Section 1202 is a big deal, and one that you ought to carefully consider when selecting an entity form for your business, or what types of businesses to invest in.
But, as you might imagine, Section 1202 does have a number of limitations and qualifications.
I received a question about some of those limitations this morning.
The Question Went Like This:
Joe, I thought I remembered a $1 million limitation on how much 1202 stock a company could issue in a given year but looking through your blog and a number of other sources it seems I’m confusing 1202 with some other tax benefit. Does this ring a bell? Is there a limit (other than the gross assets, active business and use of proceeds tests) I need to think about?
The Answer To This Queston Is:
There is no limit on how much 1202 stock a company can issue in a given year, except for the $50M gross assets limitation you mention above.
Section 1202(d) defines the term “qualified small business” as any domestic corporation which is a C corporation if:
“(A) the aggregate gross assets of such corporation (or any predecessor thereof) at all times on or after the date of the enactment of the Revenue Reconciliation Act of 1993 and before the issuance did not exceed $50,000,000,
(B) the aggregate gross assets of such corporation immediately after the issuance (determined by taking into account amounts received in the issuance) do not exceed $50,000,000, and
(C) such corporation agrees to submit such reports to the Secretary and to shareholders as the Secretary may require to carry out the purposes of this section.”
Thus, while there is no express limitation on how many shares a company can issue that qualify as Section 1202 “qualified small business stock,” (see definition below) once the company has in excess of $50M in gross assets, it cannot issue qualified small business stock at all.
If you are recalling a $1 million limit of some kind, you are probably thinking of Section 1244. Section 1244 allows an ordinary as opposed to a capital loss on an investment in a C corporation, if you are one of the first $1 million invested.
Section 1244 is about losses. Section 1202 is about gains.
Section 1202 is a significant tax benefit to consider as you plan how to start and invest in companies.
“Qualified small business stock” means any stock in a C corporation which is originally issued after the date of the enactment of the Revenue Reconciliation Act of 1993, if—
(A) as of the date of issuance, such corporation is a qualified small business, and
(B) except as provided in subsections (f) and (h), such stock is acquired by the taxpayer at its original issue (directly or through an underwriter)—
(i) in exchange for money or other property (not including stock), or
(ii) as compensation for services provided to such corporation (other than services performed as an underwriter of such stock).

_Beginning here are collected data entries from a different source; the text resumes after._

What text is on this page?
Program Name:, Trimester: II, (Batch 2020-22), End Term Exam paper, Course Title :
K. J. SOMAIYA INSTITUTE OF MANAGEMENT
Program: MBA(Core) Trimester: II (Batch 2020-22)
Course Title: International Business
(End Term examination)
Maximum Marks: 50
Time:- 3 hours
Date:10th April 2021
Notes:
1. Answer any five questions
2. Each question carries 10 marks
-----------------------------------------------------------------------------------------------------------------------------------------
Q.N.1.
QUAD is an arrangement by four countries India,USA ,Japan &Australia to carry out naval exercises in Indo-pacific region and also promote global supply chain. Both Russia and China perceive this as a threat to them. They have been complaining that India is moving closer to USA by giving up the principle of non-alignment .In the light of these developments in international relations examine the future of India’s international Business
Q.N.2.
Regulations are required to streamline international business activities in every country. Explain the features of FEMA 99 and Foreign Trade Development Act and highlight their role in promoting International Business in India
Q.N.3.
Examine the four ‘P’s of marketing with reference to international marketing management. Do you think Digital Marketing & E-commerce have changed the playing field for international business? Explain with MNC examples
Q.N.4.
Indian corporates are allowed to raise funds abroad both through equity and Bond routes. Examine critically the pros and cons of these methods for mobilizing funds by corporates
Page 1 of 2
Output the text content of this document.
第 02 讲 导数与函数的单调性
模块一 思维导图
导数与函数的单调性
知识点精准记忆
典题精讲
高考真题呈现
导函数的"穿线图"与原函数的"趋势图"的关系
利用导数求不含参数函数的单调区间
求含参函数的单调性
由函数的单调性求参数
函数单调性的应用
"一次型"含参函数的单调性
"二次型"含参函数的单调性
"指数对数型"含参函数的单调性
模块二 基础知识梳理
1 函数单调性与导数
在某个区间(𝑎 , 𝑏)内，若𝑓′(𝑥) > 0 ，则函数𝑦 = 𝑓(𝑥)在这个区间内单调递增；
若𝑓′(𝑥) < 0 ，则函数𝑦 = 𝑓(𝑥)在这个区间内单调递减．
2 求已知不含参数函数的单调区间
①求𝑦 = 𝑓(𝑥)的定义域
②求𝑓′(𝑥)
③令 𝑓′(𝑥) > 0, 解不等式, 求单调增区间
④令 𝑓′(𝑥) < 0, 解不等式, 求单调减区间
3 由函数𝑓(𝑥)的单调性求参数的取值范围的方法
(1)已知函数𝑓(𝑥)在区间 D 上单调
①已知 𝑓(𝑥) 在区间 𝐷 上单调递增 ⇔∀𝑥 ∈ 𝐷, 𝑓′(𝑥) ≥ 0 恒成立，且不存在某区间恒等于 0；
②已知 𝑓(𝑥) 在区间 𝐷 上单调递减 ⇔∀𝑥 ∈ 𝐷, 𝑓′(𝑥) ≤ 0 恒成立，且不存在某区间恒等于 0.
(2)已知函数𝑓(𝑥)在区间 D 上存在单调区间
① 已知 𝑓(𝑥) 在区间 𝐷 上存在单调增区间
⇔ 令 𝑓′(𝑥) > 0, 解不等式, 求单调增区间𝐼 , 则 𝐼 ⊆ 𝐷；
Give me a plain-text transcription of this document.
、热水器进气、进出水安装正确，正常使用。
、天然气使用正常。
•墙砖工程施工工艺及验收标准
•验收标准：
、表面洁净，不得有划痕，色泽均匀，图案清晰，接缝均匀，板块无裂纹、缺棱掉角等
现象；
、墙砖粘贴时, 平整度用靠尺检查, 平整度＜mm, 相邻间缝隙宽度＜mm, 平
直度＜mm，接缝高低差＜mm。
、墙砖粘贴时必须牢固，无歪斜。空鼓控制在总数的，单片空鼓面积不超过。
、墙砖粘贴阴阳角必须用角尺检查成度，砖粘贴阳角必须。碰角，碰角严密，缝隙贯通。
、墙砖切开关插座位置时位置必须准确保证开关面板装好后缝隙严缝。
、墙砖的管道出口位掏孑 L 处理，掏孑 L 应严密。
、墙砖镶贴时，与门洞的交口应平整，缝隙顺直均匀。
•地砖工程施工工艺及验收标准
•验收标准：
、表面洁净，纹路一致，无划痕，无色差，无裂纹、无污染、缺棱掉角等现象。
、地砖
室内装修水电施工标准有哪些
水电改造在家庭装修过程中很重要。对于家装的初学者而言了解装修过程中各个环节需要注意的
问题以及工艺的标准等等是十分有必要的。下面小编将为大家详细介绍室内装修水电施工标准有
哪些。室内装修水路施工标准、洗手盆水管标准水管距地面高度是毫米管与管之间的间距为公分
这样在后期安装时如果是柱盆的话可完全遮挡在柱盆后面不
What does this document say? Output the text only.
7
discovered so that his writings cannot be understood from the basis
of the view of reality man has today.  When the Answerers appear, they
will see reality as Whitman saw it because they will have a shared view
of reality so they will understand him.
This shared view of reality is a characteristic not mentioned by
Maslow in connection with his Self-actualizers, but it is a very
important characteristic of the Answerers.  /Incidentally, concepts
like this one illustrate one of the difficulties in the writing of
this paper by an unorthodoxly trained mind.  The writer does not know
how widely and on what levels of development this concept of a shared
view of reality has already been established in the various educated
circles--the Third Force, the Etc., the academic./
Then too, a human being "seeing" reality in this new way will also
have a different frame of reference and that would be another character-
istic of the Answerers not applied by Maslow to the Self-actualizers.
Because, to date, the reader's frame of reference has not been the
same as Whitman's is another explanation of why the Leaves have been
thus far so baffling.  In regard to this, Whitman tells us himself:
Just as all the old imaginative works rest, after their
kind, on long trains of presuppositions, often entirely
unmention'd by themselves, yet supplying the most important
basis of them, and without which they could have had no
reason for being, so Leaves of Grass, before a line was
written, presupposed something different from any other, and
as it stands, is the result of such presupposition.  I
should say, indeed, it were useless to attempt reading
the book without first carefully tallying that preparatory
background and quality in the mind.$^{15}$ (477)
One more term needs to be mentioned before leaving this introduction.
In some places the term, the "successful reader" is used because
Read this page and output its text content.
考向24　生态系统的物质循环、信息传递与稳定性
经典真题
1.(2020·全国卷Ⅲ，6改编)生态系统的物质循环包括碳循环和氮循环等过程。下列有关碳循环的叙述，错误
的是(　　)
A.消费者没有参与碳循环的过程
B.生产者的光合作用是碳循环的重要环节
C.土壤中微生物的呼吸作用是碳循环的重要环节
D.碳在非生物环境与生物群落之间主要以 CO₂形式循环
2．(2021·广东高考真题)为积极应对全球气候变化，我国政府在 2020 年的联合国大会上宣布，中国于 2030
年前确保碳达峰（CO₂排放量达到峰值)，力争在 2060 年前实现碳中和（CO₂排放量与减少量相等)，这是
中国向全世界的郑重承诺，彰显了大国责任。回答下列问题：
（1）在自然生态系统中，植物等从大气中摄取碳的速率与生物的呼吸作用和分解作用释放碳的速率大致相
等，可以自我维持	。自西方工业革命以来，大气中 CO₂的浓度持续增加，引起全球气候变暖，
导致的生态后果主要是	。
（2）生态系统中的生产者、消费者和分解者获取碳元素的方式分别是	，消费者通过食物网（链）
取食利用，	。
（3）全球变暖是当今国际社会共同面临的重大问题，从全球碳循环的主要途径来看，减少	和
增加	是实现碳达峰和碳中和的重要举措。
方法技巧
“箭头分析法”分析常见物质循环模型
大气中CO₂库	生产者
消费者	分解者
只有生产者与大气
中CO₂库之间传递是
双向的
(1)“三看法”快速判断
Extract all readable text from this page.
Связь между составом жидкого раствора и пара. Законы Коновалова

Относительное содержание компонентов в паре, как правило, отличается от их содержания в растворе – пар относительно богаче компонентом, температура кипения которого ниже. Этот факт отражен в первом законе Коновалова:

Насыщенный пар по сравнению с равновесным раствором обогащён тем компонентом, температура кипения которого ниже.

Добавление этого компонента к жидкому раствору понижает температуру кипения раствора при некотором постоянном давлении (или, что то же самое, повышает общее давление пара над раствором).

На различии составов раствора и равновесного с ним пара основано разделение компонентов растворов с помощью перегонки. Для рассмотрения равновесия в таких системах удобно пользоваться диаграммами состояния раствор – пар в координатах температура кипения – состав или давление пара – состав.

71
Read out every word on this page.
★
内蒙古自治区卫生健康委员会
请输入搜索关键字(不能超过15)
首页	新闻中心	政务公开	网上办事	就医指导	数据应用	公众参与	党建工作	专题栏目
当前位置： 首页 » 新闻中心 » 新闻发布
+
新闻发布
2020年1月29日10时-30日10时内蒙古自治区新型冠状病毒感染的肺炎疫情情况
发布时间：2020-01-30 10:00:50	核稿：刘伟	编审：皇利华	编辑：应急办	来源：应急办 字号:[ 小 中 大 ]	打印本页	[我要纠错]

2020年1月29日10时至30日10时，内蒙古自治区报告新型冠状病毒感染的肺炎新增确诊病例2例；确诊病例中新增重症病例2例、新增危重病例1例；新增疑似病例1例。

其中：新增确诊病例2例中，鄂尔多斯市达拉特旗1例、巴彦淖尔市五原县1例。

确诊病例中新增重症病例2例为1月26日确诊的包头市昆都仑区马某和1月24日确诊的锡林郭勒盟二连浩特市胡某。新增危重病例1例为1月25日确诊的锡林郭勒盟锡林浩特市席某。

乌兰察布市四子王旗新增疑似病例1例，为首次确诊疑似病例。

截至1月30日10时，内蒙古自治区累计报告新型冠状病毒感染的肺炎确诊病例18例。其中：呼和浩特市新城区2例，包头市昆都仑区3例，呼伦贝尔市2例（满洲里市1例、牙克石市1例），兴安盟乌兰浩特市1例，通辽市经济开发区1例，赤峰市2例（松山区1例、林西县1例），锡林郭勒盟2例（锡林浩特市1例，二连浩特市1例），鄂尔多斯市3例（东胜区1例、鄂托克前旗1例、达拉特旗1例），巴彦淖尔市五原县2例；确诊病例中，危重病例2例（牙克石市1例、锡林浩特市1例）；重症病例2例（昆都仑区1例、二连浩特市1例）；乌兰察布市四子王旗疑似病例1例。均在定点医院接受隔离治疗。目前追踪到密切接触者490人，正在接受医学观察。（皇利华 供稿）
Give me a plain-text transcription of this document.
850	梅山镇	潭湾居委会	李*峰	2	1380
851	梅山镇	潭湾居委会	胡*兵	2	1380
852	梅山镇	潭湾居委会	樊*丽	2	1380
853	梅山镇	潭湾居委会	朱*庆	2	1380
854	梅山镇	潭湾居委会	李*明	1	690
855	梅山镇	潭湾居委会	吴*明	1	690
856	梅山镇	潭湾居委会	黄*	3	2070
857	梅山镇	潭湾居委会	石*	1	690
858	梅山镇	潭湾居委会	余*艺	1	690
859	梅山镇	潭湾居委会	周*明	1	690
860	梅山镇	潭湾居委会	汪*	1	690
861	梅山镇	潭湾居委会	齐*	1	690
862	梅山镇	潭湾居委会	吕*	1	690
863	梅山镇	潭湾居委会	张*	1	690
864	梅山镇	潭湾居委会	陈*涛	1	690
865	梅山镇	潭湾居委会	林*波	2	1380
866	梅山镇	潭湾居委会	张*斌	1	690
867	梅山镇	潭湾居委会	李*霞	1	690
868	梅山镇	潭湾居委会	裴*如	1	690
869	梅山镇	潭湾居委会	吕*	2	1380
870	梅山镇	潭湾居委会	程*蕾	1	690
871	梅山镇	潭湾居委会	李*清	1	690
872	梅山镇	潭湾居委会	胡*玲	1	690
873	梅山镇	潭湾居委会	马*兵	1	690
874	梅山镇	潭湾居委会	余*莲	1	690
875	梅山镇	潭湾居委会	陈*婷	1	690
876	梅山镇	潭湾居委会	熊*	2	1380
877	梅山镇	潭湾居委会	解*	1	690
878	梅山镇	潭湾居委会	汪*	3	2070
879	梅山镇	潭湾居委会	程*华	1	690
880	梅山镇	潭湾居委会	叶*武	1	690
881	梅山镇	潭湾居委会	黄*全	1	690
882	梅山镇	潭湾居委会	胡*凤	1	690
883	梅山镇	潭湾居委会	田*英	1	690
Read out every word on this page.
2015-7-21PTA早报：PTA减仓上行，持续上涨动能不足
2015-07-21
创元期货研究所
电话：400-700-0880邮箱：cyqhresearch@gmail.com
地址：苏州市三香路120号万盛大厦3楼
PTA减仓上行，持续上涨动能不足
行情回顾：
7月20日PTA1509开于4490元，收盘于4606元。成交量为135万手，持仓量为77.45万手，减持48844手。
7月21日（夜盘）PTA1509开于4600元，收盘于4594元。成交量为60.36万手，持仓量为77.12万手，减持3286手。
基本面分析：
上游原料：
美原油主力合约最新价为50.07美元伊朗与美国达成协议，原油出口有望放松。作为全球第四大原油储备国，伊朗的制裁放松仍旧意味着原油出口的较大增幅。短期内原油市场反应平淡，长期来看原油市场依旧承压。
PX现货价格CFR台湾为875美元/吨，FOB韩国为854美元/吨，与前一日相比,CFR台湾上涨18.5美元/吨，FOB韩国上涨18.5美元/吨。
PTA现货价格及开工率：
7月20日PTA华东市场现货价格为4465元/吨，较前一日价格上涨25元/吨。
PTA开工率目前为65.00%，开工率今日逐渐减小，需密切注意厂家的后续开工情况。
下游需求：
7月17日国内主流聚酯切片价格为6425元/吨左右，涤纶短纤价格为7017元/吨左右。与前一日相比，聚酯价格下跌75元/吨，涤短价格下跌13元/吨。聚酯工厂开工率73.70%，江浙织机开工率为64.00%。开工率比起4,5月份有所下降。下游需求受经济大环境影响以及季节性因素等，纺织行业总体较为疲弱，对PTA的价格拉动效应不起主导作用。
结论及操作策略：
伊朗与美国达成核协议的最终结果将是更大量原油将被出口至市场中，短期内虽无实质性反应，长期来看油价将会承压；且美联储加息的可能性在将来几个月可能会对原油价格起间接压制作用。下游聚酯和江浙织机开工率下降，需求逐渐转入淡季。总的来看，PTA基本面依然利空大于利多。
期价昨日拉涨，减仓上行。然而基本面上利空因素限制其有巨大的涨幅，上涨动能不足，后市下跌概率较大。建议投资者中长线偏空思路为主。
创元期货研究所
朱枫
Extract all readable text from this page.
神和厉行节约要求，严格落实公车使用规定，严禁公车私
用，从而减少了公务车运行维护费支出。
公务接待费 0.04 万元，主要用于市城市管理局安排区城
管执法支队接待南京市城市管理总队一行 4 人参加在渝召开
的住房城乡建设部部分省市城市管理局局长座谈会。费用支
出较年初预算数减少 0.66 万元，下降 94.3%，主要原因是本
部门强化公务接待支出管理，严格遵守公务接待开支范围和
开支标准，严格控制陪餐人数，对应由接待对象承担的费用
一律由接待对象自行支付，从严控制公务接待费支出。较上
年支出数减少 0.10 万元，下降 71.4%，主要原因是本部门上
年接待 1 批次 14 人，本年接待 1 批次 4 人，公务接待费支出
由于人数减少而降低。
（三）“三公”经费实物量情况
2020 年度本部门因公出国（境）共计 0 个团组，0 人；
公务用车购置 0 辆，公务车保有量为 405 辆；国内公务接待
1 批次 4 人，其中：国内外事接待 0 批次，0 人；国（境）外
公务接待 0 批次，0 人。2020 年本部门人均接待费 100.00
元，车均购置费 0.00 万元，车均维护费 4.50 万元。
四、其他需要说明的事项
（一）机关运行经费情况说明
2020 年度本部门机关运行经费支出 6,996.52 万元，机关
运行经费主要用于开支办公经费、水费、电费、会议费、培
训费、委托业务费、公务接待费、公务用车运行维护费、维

“Qualified trade or business” means any trade or business other than—
(A) any trade or business involving the performance of services in the fields of health, law, engineering, architecture, daccounting, actuarial science, performing arts, consulting, athletics, financial services, brokerage services, or any trade or business where the principal asset of such trade or business is the reputation or skill of 1 or more of its employees,
(B) any banking, insurance, financing, leasing, investing, or similar business,
(C) any farming business (including the business of raising or harvesting trees),
(D) any business involving the production or extraction of products of a character with respect to which a deduction is allowable under section 613 or 613A, and
(E) any business of operating a hotel, motel, restaurant, or similar business.